Feature-Aware Task-to-Core Allocation in Embedded Multi-core Platforms via Statistical Learning

TL;DR

The paper addresses energy and thermal efficiency in embedded multicore systems by optimizing task-to-core allocation on heterogeneous architectures. It introduces a hybrid statistical learning pipeline that fuses Random Forest-based feature reduction, backward stepwise OLS, and Pearson correlation to identify influential predictors and build compact environment models. Key results show up to 10% energy savings, up to 5°C cooler cores, and a 61.6% reduction in mean squared error over state-of-the-art baselines, validated across diverse hardware including Intel Core i7 12th Gen and Jetson TX2. This approach enables robust, low-overhead, correlation-aware allocations suitable for real-time embedded systems and scalable across platforms.

Abstract

Optimizing task-to-core allocation can substantially reduce power consumption in multi-core platforms without degrading user experience. However, existing approaches overlook critical factors such as parallelism, compute intensity, and heterogeneous core types. In this paper, we introduce a statistical learning approach for feature selection that identifies the most influential features-such as core type, speed, temperature, and application-level parallelism or memory intensity-for accurate environment modeling and efficient energy minimization, a critical consideration for embedded systems. Our experiments, conducted with state-of-the-art Linux governors and thermal modeling techniques, show that correlation-aware task-to-core allocation lowers energy consumption by up to 10% and reduces core temperature by up to 5C compared to random core selection. Furthermore, our compressed, bootstrapped regression model improves thermal prediction accuracy by 6% while cutting model parameters by 16%, yielding an overall mean square error reduction of 61.6% relative to existing approaches. We provided results based on superscalar Intel Core i7 12th Gen processors with 14 cores, and validated our method across a diverse set of hardware platforms and effectively balanced performance, power, and thermal demands through statistical feature evaluation.

Figures (8)

• Figure 1: Energy consumption variation across three different processors with identical frequency and core count settings: Intel Core i7 8th Gen (Corei78) with 4 cores, Intel Core i7 12th Gen (Corei712) with 14 cores, and Intel Xeon 2680 v3 (Xeon) with 12 cores.
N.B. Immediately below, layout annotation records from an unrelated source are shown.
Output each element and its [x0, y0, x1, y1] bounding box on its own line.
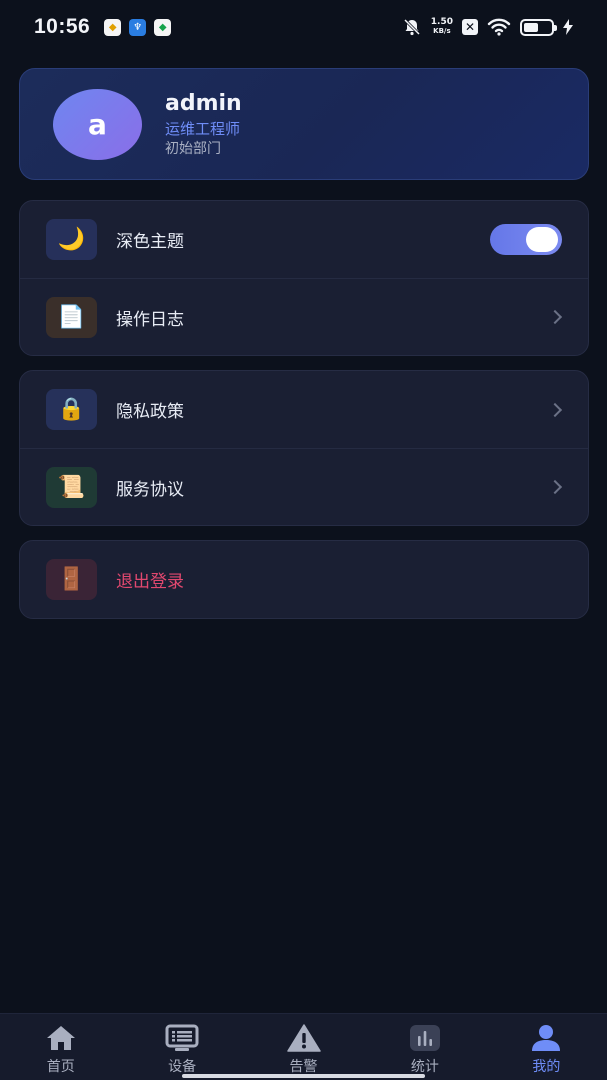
avatar-letter: a [88, 108, 107, 141]
user-role: 运维工程师 [165, 120, 241, 138]
privacy-policy-row[interactable]: 🔒 隐私政策 [20, 371, 588, 448]
status-bar-right: 1.50 KB/s ✕ [402, 17, 573, 37]
dark-theme-label: 深色主题 [116, 232, 184, 252]
moon-icon: 🌙 [46, 219, 97, 260]
nav-item-home[interactable]: 首页 [0, 1014, 121, 1080]
user-department: 初始部门 [165, 141, 221, 157]
device-list-icon [164, 1023, 200, 1053]
battery-icon [520, 18, 557, 36]
nav-item-alerts[interactable]: 告警 [243, 1014, 364, 1080]
user-icon [528, 1023, 564, 1053]
scroll-icon: 📜 [46, 466, 97, 508]
chevron-right-icon [547, 402, 563, 417]
home-icon [43, 1023, 79, 1053]
nav-item-profile[interactable]: 我的 [486, 1014, 607, 1080]
dark-theme-row[interactable]: 🌙 深色主题 [20, 201, 588, 278]
chevron-right-icon [547, 479, 563, 495]
document-icon: 📄 [46, 296, 97, 338]
logout-button[interactable]: 🚪 退出登录 [20, 541, 588, 618]
username: admin [165, 91, 242, 116]
network-speed: 1.50 KB/s [431, 18, 453, 36]
notification-app-icon: ◆ [154, 18, 172, 36]
service-agreement-label: 服务协议 [116, 479, 184, 500]
status-bar-left: 10:56 ◆ ♆ ◆ [34, 15, 172, 39]
home-indicator[interactable] [182, 1074, 425, 1078]
notification-app-icon: ♆ [129, 18, 147, 36]
nav-label-home: 首页 [46, 1059, 75, 1075]
nav-label-profile: 我的 [532, 1059, 561, 1075]
logout-label: 退出登录 [116, 572, 184, 592]
privacy-policy-label: 隐私政策 [116, 402, 184, 422]
chevron-right-icon [547, 309, 563, 325]
warning-icon [286, 1023, 322, 1053]
network-speed-unit: KB/s [433, 27, 451, 35]
settings-group-preferences: 🌙 深色主题 📄 操作日志 [19, 200, 589, 356]
operation-log-label: 操作日志 [116, 309, 184, 330]
operation-log-row[interactable]: 📄 操作日志 [20, 278, 588, 355]
bell-muted-icon [403, 18, 420, 36]
network-speed-value: 1.50 [430, 17, 453, 27]
avatar: a [53, 89, 142, 160]
profile-info: admin 运维工程师 初始部门 [165, 91, 242, 158]
logout-group: 🚪 退出登录 [19, 540, 589, 619]
stats-icon [407, 1023, 443, 1053]
toggle-knob [526, 227, 558, 252]
nav-item-stats[interactable]: 统计 [364, 1014, 485, 1080]
settings-group-legal: 🔒 隐私政策 📜 服务协议 [19, 370, 589, 526]
no-sim-icon: ✕ [462, 19, 478, 35]
bottom-nav: 首页 设备 告警 统计 我的 [0, 1013, 607, 1080]
status-time: 10:56 [34, 15, 91, 38]
wifi-icon [487, 18, 511, 36]
nav-label-alerts: 告警 [289, 1059, 318, 1075]
nav-label-stats: 统计 [410, 1059, 439, 1075]
nav-item-devices[interactable]: 设备 [121, 1014, 242, 1080]
charging-icon [563, 19, 573, 35]
notification-app-icon: ◆ [104, 18, 122, 36]
lock-icon: 🔒 [46, 389, 97, 430]
dark-theme-toggle[interactable] [490, 224, 562, 255]
profile-card[interactable]: a admin 运维工程师 初始部门 [19, 68, 589, 180]
service-agreement-row[interactable]: 📜 服务协议 [20, 448, 588, 525]
nav-label-devices: 设备 [168, 1059, 197, 1075]
status-bar: 10:56 ◆ ♆ ◆ 1.50 KB/s ✕ [0, 0, 607, 54]
door-icon: 🚪 [46, 559, 97, 600]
The results are shown for three different OpenMP benchmarks.
• Figure 2: Determining the significance of features using Random Forest with respect to cross-validation error on Intel Core i7 12th Gen.
• Figure 3: Backward stepwise selection for estimating energy consumption and average temperature. Retaining fewer than 8 predictors (features) yields accurate predictions in both cases. Experiments performed on Intel Core i7 12th Gen.
• Figure 4: Correlation matrix based on Pearson correlation coefficients for 10 selected cores from an Intel Core i7 12th Gen processor with 14 cores.
• Figure 5: Comparison of average temperature and energy consumption for correlation-based (Corr) and random (Rand) core selection. Experiments performed on Intel Core i7 12th Gen processor with 14 cores.